Garth George is spreading his poison memes in the Herald this morning, with his condemnation of the investigation into David Benson-Pope. According to George, Benson-Pope
...has become the latest victim of those who judge historic behaviour by the "standards" of today, which are not standards at all but an amorphous mass of prejudice parading as "tolerance" - and "rights".
Mr Benson-Pope is alleged, in his long-ago schoolteacher days, to have shoved a tennis ball into the mouth of some disobedient and yappy young punk, then taped his hands to his desk so he couldn’t pull it out. And to have thrown tennis balls at inattentive pupils.
So what? It sounds hugely creative and highly effective to me. And it’s a damn shame there isn’t a bit more of such discipline in our schools today - cricket balls, perhaps.

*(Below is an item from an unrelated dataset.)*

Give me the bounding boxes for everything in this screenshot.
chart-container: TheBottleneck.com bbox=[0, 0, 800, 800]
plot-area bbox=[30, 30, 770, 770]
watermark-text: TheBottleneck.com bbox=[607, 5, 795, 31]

Unfortunately, George makes exactly the same mistake he did when trying to whitewash the abuse of army cadets at Waiouru. Benson-Pope's behaviour is not being judged by today's standards, but by the standards of his time. And as the Herald's editorial points out, some of what is alleged - striking someone across the face so that their nose bled; the use of a tennis ball as a gag - was illegal even in the 80's, and if substantiated, should result in criminal charges. It is therefore only appropriate that they have been passed on to police.
George's sickening attempt to justify sadism and abuse does serve one useful purpose, however, in pointing out why complaints weren't laid at the time:
Complaints weren’t made at the time because to complain was to be labelled a tattle-tail and a wimp and to become a pariah. As it was in my day.
But who promoted this culture of silence? Bullies, abusers, and their supporters - supporters like Garth George.